Désespérée, elle continua à fouiller la salle, tombant tour à tour sur des bocaux étranges ou des instruments proches de ceux de torture.

— Qu’est-ce que c’est que ça… ? grinça-t-elle, dégoutée.

— Ne vous formalisez pas avec leurs instruments et concentrez-vous.

Elle soupira, agacée mais au fond amusée par ce pragmatisme scolaire. Cela la rassura presque. Voulant bien faire, elle fouilla même derrière une chaise posée derrière un large bureau de fer.

— Je… Rubis ? C’est normal qu’il y ait une trappe ici ? s’enquérit-elle, surprise.

— Formidable ! fit le rongeur en relevant ses lunettes, un large sourire sur le museau. Peut-être pourrons-nous finalement sortir de cet endroit !

— C’est… J’arrive pas à l’ouvrir ! gémit-la jeune fille, tirant de toute ses forces sur la poignée de métal blanc.

— Bien sûr, faudrait-il pour cela qu’elle arrive à trouver le code… soupira Rubis, les oreilles presque basses.

— J’arrive ! s’impatienta la jeune fille.

Elle continuait à chercher, délaissant la trappe et continuant à fouiller. Plus loin, des coups raisonnaient encore sur la porte.

— Peut-être que vous devriez…

— Je sais ! Et si je casse le boîtier de commande ?!

Rubis sembla se renfrogner un peu plus.

— Un système de sécurité qui ouvre les portes quand il se casse ? Vraiment ? Vous vous croyez à Hollywood ou quoi… ? gronda-t-il d’un ton sec, presque méprisant.
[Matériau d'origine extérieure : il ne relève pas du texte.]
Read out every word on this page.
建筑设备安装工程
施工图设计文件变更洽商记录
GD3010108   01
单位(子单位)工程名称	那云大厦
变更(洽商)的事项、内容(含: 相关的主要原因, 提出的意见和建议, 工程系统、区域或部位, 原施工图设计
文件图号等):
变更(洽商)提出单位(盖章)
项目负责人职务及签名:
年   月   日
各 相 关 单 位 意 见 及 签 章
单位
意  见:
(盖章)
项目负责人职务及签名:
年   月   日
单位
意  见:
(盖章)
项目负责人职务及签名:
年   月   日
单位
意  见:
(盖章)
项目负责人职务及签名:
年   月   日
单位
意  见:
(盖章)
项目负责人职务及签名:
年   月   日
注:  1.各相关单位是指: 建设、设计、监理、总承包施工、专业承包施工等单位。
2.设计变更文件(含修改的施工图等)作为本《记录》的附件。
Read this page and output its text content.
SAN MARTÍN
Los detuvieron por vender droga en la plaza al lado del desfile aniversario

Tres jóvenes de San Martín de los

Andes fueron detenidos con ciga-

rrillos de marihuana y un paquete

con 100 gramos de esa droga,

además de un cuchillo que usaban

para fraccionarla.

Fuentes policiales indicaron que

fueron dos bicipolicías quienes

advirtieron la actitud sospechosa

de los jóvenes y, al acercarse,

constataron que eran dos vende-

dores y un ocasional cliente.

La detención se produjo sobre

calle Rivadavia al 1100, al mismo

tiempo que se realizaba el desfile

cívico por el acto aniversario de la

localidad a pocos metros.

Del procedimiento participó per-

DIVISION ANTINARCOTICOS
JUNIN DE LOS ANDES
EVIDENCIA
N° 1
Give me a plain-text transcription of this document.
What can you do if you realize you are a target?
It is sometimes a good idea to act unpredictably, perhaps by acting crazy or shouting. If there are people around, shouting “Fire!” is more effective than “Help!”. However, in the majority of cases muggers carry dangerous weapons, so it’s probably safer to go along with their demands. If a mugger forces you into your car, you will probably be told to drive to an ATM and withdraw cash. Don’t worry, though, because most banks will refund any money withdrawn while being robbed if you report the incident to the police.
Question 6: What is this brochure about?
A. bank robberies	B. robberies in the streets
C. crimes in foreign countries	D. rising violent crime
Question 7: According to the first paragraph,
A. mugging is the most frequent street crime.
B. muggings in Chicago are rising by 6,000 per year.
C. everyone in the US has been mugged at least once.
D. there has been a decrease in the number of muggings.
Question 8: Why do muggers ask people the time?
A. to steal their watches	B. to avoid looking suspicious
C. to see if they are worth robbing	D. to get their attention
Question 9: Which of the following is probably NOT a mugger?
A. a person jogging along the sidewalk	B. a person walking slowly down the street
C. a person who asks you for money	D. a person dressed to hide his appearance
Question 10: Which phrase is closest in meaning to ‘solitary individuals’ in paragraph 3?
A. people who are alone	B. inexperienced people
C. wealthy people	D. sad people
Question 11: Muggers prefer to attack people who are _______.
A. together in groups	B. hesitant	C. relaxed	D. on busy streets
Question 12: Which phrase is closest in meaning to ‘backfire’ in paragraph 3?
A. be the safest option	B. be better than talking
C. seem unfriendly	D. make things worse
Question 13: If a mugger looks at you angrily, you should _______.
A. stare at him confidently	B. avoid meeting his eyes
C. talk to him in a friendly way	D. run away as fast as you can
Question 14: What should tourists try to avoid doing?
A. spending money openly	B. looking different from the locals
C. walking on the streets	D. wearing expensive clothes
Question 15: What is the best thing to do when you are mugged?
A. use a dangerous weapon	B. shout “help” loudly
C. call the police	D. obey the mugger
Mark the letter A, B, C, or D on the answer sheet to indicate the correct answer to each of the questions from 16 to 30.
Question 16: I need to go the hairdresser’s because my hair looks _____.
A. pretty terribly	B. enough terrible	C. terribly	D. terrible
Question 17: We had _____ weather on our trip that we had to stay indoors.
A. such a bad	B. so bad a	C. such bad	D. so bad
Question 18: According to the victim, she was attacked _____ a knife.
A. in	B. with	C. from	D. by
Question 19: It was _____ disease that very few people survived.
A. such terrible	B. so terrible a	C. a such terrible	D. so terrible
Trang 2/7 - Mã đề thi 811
La jeune femme fronça les sourcils mais ne répliqua pas, les joues rouges.

— Un des ordinateurs est allumé… continua le docteur.

La lycéenne alluma tous les écrans et trouva en effet l’un d’eux bel et bien accessible.

— Haha ! Il n’a même pas fermé sa session ! jubila-t-elle.

— Et bien… Il faut croire que même eux n’ont pas beaucoup de jugeote… commenta Rubis en regardant le plafond.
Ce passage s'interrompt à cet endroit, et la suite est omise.